UChicago Astrophysicists Install Exoplanet-Hunting Instrument on Mauna Kea

The instrument, dubbed “MAROON-X” was designed to detect planets in other solar systems with the potential to support life.


Jacob Bean

The instrument “MAROON-X” on Mauna Kea in Hawaii.

By Brad Subramaniam, Contributor

Scientists from the University of Chicago installed an exoplanet-searching instrument to the Gemini North telescope on Mauna Kea in Hawaii last month.

The instrument, dubbed “MAROON-X,” could detect Earth-like planets in other solar systems that potentially host life by observing changes in a star’s motion caused by the planet’s gravitational tug.

“It’s kind of like a radar gun for stars,” Bean said in a news release by the University earlier this month.

The project, led by Jacob Bean, associate professor of astronomy and astrophysics, was also built by research associate professor Andreas Seifahrt and will begin operating in December after being in the works for eight years.

Its base, the Gemini North telescope, is operated under a multi-national partnership to conduct an array of astronomical observations alongside its twin, Gemini South, which is located in Chile.

Construction of MAROON-X began over six months ago in Chicago, but before the instrument could be attached in Hawaii, its pieces had to be completely disassembled and individually carried to the top of Mauna Kea’s 14,000-foot summit.

During MAROON-X’s commissioning in July, thousands gathered near Mauna Kea’s access road to protest the planned construction of the Thirty Meter Telescope (TMT), a 18-story telescope that would be one of the largest in the world.

MAROON-X is not part of TMT and was not the main subject of the protests. However, in a follow-up email, Bean clarified that while the protests were largely focused on the TMT, not Maroon-X or Gemini Observatory, “There is an element [within the protesters] that doesn't want there to be any astronomy on the mountain.” Bean estimated the Gemini Observatory to be approximately half a mile away from the TMT’s designated site.

Despite the Hawaiian Supreme Court’s approval of the $1.4 billion TMT project, protesters have argued that the TMT trespassed over sacred Native Hawaiian land, and that the telescope could damage the dormant volcano’s fragile ecosystem.
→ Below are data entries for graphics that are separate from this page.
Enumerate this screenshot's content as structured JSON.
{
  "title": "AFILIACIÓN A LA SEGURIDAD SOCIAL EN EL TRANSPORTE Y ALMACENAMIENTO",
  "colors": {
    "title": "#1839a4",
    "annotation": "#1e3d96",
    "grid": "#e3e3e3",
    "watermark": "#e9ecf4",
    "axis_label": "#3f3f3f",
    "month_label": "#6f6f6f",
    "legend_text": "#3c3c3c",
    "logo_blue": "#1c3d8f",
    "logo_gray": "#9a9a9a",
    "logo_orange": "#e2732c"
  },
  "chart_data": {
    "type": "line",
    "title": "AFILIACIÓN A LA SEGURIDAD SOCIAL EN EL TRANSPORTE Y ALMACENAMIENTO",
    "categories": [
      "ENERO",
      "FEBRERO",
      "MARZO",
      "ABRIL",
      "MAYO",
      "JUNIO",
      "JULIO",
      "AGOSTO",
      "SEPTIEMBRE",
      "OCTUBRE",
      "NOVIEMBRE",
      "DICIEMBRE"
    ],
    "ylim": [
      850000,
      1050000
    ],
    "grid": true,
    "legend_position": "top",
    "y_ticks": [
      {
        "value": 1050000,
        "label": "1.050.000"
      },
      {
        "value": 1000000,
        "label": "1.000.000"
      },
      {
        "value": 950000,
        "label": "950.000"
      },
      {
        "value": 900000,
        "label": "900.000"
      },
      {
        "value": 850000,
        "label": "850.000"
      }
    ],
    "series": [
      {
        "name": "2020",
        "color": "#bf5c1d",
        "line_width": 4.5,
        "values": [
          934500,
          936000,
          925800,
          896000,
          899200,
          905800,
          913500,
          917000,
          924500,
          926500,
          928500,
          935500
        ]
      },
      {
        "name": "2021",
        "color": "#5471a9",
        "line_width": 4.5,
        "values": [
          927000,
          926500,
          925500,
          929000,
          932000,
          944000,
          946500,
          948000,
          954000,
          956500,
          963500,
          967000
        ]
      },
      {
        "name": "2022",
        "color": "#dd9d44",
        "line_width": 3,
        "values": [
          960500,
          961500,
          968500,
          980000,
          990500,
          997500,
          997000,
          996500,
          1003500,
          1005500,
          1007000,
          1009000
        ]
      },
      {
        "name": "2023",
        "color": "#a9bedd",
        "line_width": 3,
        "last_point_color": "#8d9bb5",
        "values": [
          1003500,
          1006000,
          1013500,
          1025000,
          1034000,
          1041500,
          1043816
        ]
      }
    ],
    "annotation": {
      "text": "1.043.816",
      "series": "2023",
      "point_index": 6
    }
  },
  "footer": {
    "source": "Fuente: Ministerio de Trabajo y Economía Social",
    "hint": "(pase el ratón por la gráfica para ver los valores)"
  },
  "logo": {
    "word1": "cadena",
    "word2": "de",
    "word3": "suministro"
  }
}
Bean told The Maroon that since Mauna Kea’s only access road was often blocked by protesters, his team faced several weeks of delays for the instrument’s commissioning. He also said the protests were exacerbated due to miscommunication.

“There have been mistakes on communication made on both sides. I think that the stewardship of the mountain has not been everything it could have been from an environmental point of view and with access to the public,” Bean said.

However, Bean voiced his support for the TMT, and said that he believed the protesters had been misinformed.

“The protest is spreading some disinformation, and there’s an element of demagoguery and populism at work here…. For example, it’s been claimed that the environmental impact on the summit is affecting the water table [topmost part of soil that absorbs precipitation], which is demonstrably untrue. There’s also been claims that these things are going to be powered by nuclear reactors, which is also crazy,” Bean said.

Bean also added that the astronomical community needs to learn how to coexist respectfully with the Native Hawaiian community.

Mauna Kea serves an important role for astronomers due to its unique geography and lack of human light pollution. “Because Mauna Kea is sitting out in the middle of the Pacific Ocean, the air has had time to stabilize and become very smooth, so the air sitting about [the mountain] has very low turbulence,” Bean said.

The University of Chicago is also collaborating with several other universities and five nations in the development of the Giant Magellan Telescope in Chile. When complete, the 24.5-meter telescope will be the largest of its kind in the world and cost $700 million.